Missouri: Victory! H.B. 1460 has died in committee.
From the HSLDA E-lert Service - May 22, 2002
Dear HSLDA Members and Friends,
A bill that would take away a parent's right to decide whether or not
to continue a child's formal education after reaching age sixteen
years of age died in the Senate Education Committee due to the 2002
legislative session close.
H.B. 1460 passed the House Education Committee in the House itself
with large margins. Only the Senate Education Committee and the
Senate itself could prevent this bill from going to the governor's
The bill was referred to the Senate Education Committee and passed
the committee vote. However, it was never placed on the calendar for
approval by the full senate and subsequently died in committee as the
session closed May 17, 2002.
The bill would have allowed metropolitan school districts to raise
the age of compulsory attendance from sixteen to seventeen years of
age.
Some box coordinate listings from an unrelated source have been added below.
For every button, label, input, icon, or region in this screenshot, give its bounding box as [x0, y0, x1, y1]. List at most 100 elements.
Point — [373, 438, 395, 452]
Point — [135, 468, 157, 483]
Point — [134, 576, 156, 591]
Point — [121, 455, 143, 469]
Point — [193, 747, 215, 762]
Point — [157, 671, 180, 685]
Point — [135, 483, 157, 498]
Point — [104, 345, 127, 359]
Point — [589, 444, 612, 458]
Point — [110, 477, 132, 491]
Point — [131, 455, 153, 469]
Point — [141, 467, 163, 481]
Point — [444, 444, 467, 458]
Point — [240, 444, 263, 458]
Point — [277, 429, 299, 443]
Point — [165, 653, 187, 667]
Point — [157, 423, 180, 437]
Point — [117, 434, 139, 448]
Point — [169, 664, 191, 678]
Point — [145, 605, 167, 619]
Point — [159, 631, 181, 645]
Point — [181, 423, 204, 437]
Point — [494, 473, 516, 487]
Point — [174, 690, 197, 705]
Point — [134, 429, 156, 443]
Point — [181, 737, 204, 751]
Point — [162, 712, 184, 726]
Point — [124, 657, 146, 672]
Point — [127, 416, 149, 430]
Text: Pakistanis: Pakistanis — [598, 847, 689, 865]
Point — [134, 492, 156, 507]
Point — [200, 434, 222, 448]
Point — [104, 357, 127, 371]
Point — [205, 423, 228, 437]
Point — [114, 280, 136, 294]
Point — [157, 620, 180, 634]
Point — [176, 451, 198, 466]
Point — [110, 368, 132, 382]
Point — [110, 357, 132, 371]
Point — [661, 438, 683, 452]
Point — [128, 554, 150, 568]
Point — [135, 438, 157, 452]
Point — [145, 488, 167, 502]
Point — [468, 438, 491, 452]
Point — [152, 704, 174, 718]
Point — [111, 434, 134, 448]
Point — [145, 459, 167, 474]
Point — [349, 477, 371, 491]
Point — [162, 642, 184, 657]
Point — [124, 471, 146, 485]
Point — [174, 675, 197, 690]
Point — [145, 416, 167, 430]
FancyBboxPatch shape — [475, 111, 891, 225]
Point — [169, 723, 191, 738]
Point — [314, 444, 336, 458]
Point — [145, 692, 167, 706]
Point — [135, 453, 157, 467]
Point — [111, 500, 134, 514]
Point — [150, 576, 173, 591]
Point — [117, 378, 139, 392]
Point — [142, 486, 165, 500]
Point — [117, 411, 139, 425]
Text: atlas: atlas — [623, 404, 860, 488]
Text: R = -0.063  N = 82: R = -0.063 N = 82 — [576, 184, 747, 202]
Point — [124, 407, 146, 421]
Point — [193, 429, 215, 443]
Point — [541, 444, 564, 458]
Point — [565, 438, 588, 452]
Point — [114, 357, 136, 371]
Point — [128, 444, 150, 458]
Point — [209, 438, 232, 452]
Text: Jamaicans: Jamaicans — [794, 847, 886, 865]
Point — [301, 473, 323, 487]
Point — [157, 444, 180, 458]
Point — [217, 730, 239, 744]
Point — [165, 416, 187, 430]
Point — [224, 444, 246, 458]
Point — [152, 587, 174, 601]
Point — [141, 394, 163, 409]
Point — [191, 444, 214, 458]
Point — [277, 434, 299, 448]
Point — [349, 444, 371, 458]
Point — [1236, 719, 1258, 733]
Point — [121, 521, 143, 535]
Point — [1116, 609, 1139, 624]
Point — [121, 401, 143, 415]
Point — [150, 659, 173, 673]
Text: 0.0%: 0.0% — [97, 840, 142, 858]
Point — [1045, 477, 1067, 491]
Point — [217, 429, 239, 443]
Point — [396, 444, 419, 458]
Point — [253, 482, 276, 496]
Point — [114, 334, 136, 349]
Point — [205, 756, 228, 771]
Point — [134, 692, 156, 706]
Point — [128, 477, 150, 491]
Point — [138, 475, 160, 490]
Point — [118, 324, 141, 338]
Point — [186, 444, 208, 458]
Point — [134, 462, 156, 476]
In an apparent effort to influence home schoolers against
opposing this bill, the sponsors included a provision that removes
some of the applicable requirements when home schooling a sixteen-
year-old. By removing all standards for how a sixteen year old
should be instructed, the bill inserts such an ambiguity into the
home school statute that it could be struck down as unconstitutional.
With no standards whatsoever, a judge would also be free to interpret
the law himself and create his own standard. This could result in a
child being found "in need of services" even though the parents
believed they were complying with the law.